TC Electronic DVR-250DT

So a few days ago, TC Electronic dropped their version of the EMT250 Digital Reverb unit. It’s software-based and comes with a clever little USB controller:


Released in 1976, the original 250 was a behemoth of a thing with server-sized circuitry (as well as a server-class weight approaching 100 pounds) with incredibly cool shifter-like controls to change reverb times, predelay, and output levels. TC’s version emulates these with ‘lollipop’ bedecked up/down toggle switches and a compliment of buttons for the main effect types and led graphs for reverb input and output levels.

I’ve never used one personally, but have worked on sessions with one and it’s still a useful unit with a ‘classic’ sound that still commands several thousand dollars in the used market (remember, it is *vintage*) 🙂Iu

For a street price of around $350, the TC DVR-250DT is a pretty nice little system, but ultimately leads me to the question of ‘Why?’

Reverbs are abundant in the DAW-sphere. Every one of them includes at least one if not a handful of very usable ones, and you can find hundreds more in every color and flavor either for free or much cheaper than this (granted without a dedicated controller). If you’re part of the Universal Audio ecosystem, they make a stunning replica of the 250 for around $100 less or even cheaper depending on what sale they have running (of which they have a lot over a year).

But this still doesn’t answer the ‘Why?’ question.

If this was an EQ, or a compressor, or some kind of Modulation (Chorus/Flange/Phase/etc.) processor I would understand having a controller box to access the controls. If this was a rack processor (or my computer was not close to a mixer or control surface – and who does that these days?) then I could see wanting a controller box to access the controls.

But truth be told a reverb is not something that is difficult to set up or automate on a computer screen. 

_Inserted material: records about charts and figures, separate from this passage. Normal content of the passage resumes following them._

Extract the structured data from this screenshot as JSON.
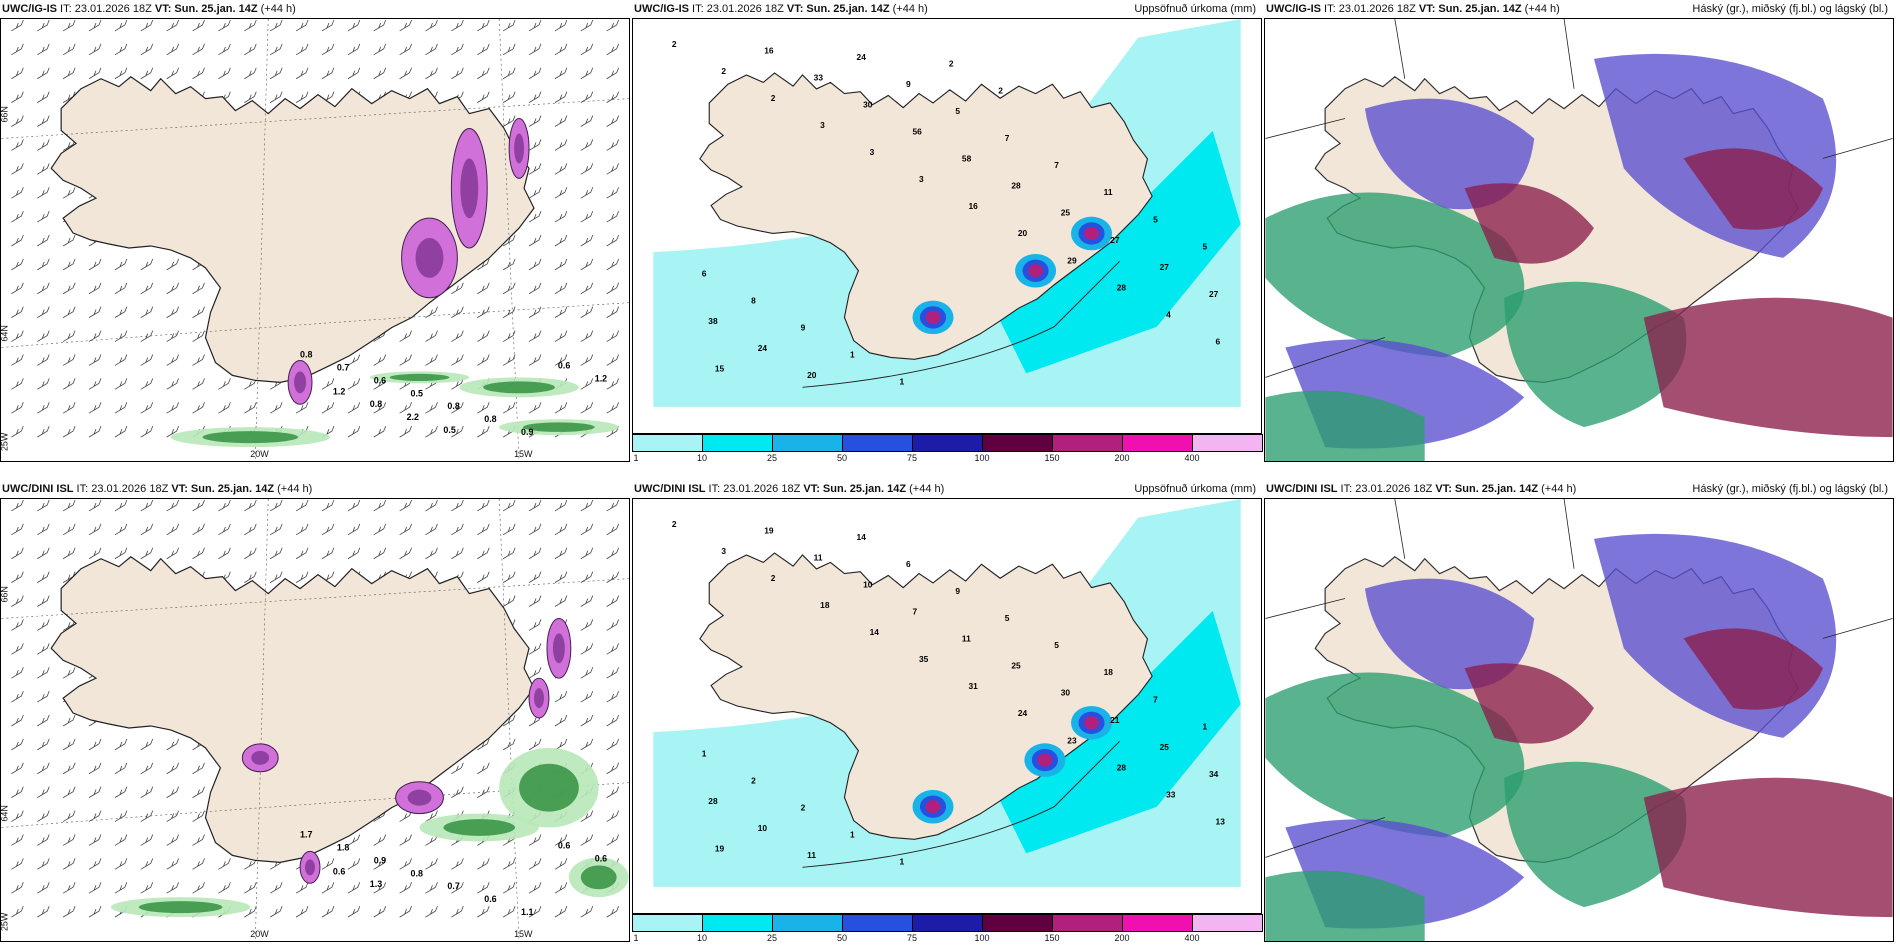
{
  "panels": [
    {
      "title_model": "UWC/IG-IS",
      "title_it": " IT: 23.01.2026 18Z ",
      "title_vt": "VT: Sun. 25.jan. 14Z",
      "title_lead": " (+44 h)",
      "right_title": ""
    },
    {
      "title_model": "UWC/IG-IS",
      "title_it": " IT: 23.01.2026 18Z ",
      "title_vt": "VT: Sun. 25.jan. 14Z",
      "title_lead": " (+44 h)",
      "right_title": "Uppsöfnuð úrkoma (mm)"
    },
    {
      "title_model": "UWC/IG-IS",
      "title_it": " IT: 23.01.2026 18Z ",
      "title_vt": "VT: Sun. 25.jan. 14Z",
      "title_lead": " (+44 h)",
      "right_title": "Háský (gr.), miðský (fj.bl.) og lágský (bl.)"
    },
    {
      "title_model": "UWC/DINI ISL",
      "title_it": " IT: 23.01.2026 18Z ",
      "title_vt": "VT: Sun. 25.jan. 14Z",
      "title_lead": " (+44 h)",
      "right_title": ""
    },
    {
      "title_model": "UWC/DINI ISL",
      "title_it": " IT: 23.01.2026 18Z ",
      "title_vt": "VT: Sun. 25.jan. 14Z",
      "title_lead": " (+44 h)",
      "right_title": "Uppsöfnuð úrkoma (mm)"
    },
    {
      "title_model": "UWC/DINI ISL",
      "title_it": " IT: 23.01.2026 18Z ",
      "title_vt": "VT: Sun. 25.jan. 14Z",
      "title_lead": " (+44 h)",
      "right_title": "Háský (gr.), miðský (fj.bl.) og lágský (bl.)"
    }
  ],
  "axis_labels": {
    "lat66": "66N",
    "lat64": "64N",
    "lon25": "25W",
    "lon20": "20W",
    "lon15": "15W"
  },
  "colorbar": {
    "ticks": [
      "1",
      "10",
      "25",
      "50",
      "75",
      "100",
      "150",
      "200",
      "400"
    ],
    "colors": [
      "#a8f4f4",
      "#00e8f0",
      "#18b4e8",
      "#2850e0",
      "#1c1ca8",
      "#600040",
      "#b0207c",
      "#f010b0",
      "#f4b4f4"
    ]
  },
  "precip_labels_top": [
    "2",
    "2",
    "2",
    "3",
    "3",
    "3",
    "16",
    "20",
    "29",
    "28",
    "4",
    "6",
    "15",
    "16",
    "33",
    "30",
    "56",
    "58",
    "28",
    "25",
    "27",
    "27",
    "27",
    "38",
    "24",
    "20",
    "24",
    "9",
    "5",
    "7",
    "7",
    "11",
    "5",
    "5",
    "6",
    "8",
    "9",
    "1",
    "1",
    "2",
    "2"
  ],
  "precip_labels_bottom": [
    "2",
    "3",
    "2",
    "18",
    "14",
    "35",
    "31",
    "24",
    "23",
    "28",
    "33",
    "13",
    "19",
    "19",
    "11",
    "10",
    "7",
    "11",
    "25",
    "30",
    "21",
    "25",
    "34",
    "28",
    "10",
    "11",
    "14",
    "6",
    "9",
    "5",
    "5",
    "18",
    "7",
    "1",
    "1",
    "2",
    "2",
    "1",
    "1"
  ],
  "wind_labels_top": [
    "0.8",
    "0.7",
    "0.6",
    "0.5",
    "0.8",
    "0.8",
    "0.9",
    "0.6",
    "1.2",
    "1.2",
    "0.8",
    "2.2",
    "0.5"
  ],
  "wind_labels_bottom": [
    "1.7",
    "1.8",
    "0.9",
    "0.8",
    "0.7",
    "0.6",
    "1.1",
    "0.6",
    "0.6",
    "0.6",
    "1.3"
  ],
  "colors": {
    "land": "#f2e6d8",
    "sea": "#ffffff",
    "coast": "#222222"
  }
}
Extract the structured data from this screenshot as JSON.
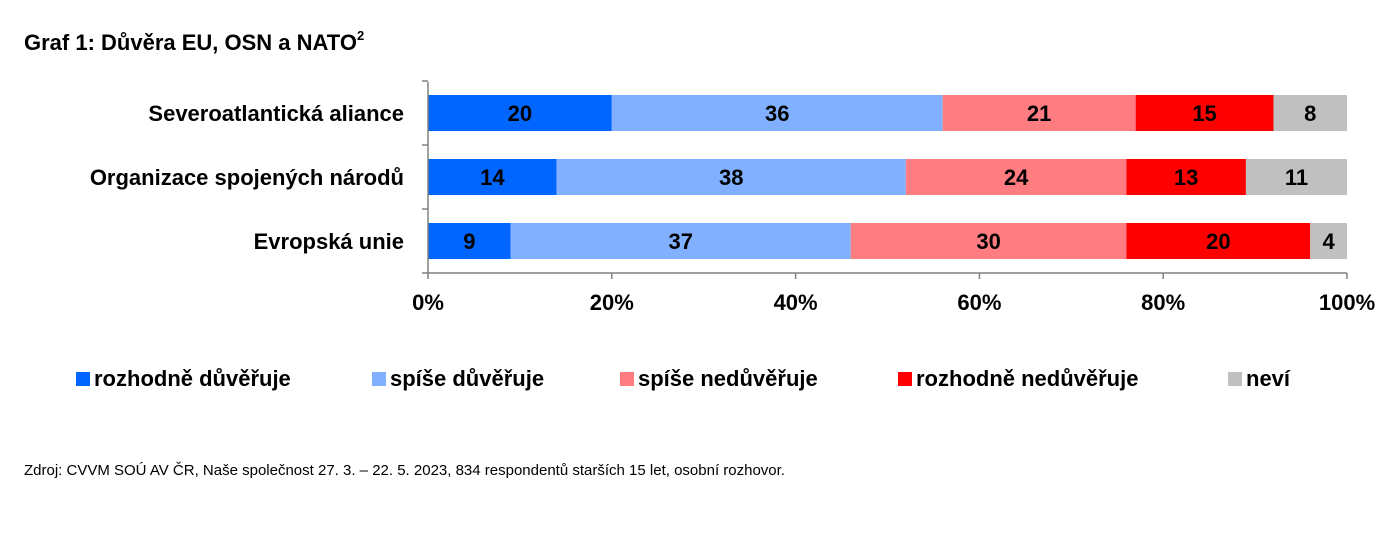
{
  "title": {
    "text": "Graf 1: Důvěra EU, OSN a NATO",
    "superscript": "2"
  },
  "source": "Zdroj: CVVM SOÚ AV ČR, Naše společnost 27. 3. – 22. 5. 2023, 834 respondentů starších 15 let, osobní rozhovor.",
  "colors": {
    "rozhodne_duveruje": "#0066ff",
    "spise_duveruje": "#80b0ff",
    "spise_neduveruje": "#ff7c80",
    "rozhodne_neduveruje": "#ff0000",
    "nevi": "#c0c0c0"
  },
  "chart_data": {
    "type": "bar",
    "orientation": "horizontal",
    "stacked": true,
    "percent_stacked": true,
    "categories": [
      "Severoatlantická aliance",
      "Organizace spojených národů",
      "Evropská unie"
    ],
    "series": [
      {
        "name": "rozhodně důvěřuje",
        "color": "#0066ff",
        "values": [
          20,
          14,
          9
        ]
      },
      {
        "name": "spíše důvěřuje",
        "color": "#80b0ff",
        "values": [
          36,
          38,
          37
        ]
      },
      {
        "name": "spíše nedůvěřuje",
        "color": "#ff7c80",
        "values": [
          21,
          24,
          30
        ]
      },
      {
        "name": "rozhodně nedůvěřuje",
        "color": "#ff0000",
        "values": [
          15,
          13,
          20
        ]
      },
      {
        "name": "neví",
        "color": "#c0c0c0",
        "values": [
          8,
          11,
          4
        ]
      }
    ],
    "xticks": [
      "0%",
      "20%",
      "40%",
      "60%",
      "80%",
      "100%"
    ],
    "xlim": [
      0,
      100
    ],
    "legend_position": "bottom",
    "grid": false
  }
}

Yeah, you might tweak around a bit when creating or mixing, but reverbs are pretty simple processors. You find a time that works with the material you want reverberated, pick a type like Plate or Hall or Room, and maybe poke around with some Predelay or tonality. These are not really parameters that a separate control surface will make easier to use for most modern producers. It’s handy, but ultimately another device fighting for space on your desktop and a spot in the USB Hub.

I might grab one if the prices go down a bit, but if they make one for a great EQ or Multiband Compressor they can have my money yesterday.